Une architecture de l'immensité
Mené de main de maître sur 466 pages, ce roman graphique décrit l'évolution de la relation père-fils, dans toute sa complexité et immerge le lecteur dans la psychologie des personnages et dans une architecture de l'immensité, à la William Blake ou à la M.C. Escher. Ces grands espaces hachurés permettent à l'album une splendide évasion par l'esprit. Le père aveugle qui a fait de la prison, après un braquage ayant mal tourné, est très attachant. Sa passion pour la littérature, sa fascination pour L'Enfer de Dante, son exploration des neuf cercles, font de L'Accident de chasse une œuvre qui met en avant la puissance de la littérature et celle de l'imagination.
Un palmarès un brin intellectuel
Le reste du palmarès, même s'il a plutôt tendance à sanctionner des BD exigeantes un brin intellectuelles, valorise des albums de grande qualité. Le Prix spécial du jury, revient à Dragman, de Steven Appleby (Denoël Graphic). Ce roman graphique drôle et poétique sur la question du genre, met en scène la première super-héroïne travestie, avec un humour très british, qui a fait hurler de rire Posy Simmonds.

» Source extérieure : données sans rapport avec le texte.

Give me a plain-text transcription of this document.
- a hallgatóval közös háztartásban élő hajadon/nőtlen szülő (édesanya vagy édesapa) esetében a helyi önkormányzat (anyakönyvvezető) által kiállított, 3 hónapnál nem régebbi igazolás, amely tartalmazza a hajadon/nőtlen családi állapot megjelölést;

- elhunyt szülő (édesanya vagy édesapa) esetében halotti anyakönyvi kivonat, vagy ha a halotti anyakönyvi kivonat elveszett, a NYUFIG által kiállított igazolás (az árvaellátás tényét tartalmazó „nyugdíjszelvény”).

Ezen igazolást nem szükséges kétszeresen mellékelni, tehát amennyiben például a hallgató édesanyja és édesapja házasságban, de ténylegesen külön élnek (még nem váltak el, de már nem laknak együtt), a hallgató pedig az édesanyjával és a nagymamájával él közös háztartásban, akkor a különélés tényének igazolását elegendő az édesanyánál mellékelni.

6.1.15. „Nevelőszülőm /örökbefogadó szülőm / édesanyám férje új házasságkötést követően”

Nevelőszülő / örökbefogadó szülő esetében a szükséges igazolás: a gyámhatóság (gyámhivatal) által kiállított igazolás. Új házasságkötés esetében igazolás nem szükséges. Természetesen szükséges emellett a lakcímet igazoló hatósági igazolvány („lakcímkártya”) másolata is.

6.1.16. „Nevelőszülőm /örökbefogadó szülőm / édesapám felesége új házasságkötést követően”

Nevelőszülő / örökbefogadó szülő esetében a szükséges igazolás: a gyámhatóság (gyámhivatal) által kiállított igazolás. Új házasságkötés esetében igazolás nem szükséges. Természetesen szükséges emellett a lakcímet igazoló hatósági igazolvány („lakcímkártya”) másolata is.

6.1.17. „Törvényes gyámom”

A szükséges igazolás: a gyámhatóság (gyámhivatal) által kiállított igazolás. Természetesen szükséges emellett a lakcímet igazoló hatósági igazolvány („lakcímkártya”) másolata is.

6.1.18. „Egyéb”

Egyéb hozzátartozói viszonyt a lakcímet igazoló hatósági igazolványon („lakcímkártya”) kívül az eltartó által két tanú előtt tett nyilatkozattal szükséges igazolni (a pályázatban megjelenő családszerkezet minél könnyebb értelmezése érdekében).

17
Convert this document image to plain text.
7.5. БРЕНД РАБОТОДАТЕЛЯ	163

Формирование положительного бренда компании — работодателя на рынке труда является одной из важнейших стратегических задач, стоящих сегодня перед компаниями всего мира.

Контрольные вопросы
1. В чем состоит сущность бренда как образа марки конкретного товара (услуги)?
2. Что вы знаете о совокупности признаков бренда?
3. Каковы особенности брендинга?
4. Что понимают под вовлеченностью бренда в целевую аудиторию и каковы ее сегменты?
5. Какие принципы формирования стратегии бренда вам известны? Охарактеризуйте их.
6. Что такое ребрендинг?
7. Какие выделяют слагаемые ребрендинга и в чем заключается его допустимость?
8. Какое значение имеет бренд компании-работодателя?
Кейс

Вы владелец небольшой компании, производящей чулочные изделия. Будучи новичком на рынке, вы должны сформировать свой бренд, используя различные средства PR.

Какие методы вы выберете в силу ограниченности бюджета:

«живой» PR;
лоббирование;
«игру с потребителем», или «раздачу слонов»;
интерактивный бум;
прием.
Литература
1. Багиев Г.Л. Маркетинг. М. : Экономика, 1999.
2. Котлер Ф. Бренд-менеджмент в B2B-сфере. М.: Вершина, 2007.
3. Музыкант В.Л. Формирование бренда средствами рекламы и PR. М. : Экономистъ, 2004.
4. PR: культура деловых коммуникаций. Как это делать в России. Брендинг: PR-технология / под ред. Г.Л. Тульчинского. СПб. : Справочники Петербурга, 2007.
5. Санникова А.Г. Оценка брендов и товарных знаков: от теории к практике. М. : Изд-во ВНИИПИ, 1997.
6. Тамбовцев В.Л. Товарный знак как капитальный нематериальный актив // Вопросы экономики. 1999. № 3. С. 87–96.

Le Prix du public revient à Anaïs Nin, sur la mer des mensonges de Léonie Bischoff (Casterman), bel exercice de funambulisme sur une figure forte et troublante de la littérature du XXe siècle. On est impressionné par la qualité d'analyse qui sourd de ce «graphic novel» fluide, radiographie du talent et de la part d'ombre de la maîtresse de Henry Miller.
Le Prix de la série revient à Paul à la maison (La Pastèque). Michel Rabagliati y met en scène sa vie romancée de dessinateur québécois. Dans la série, Paul au Québec avait déjà été distingué par le Prix du public à Angoulême en 2010.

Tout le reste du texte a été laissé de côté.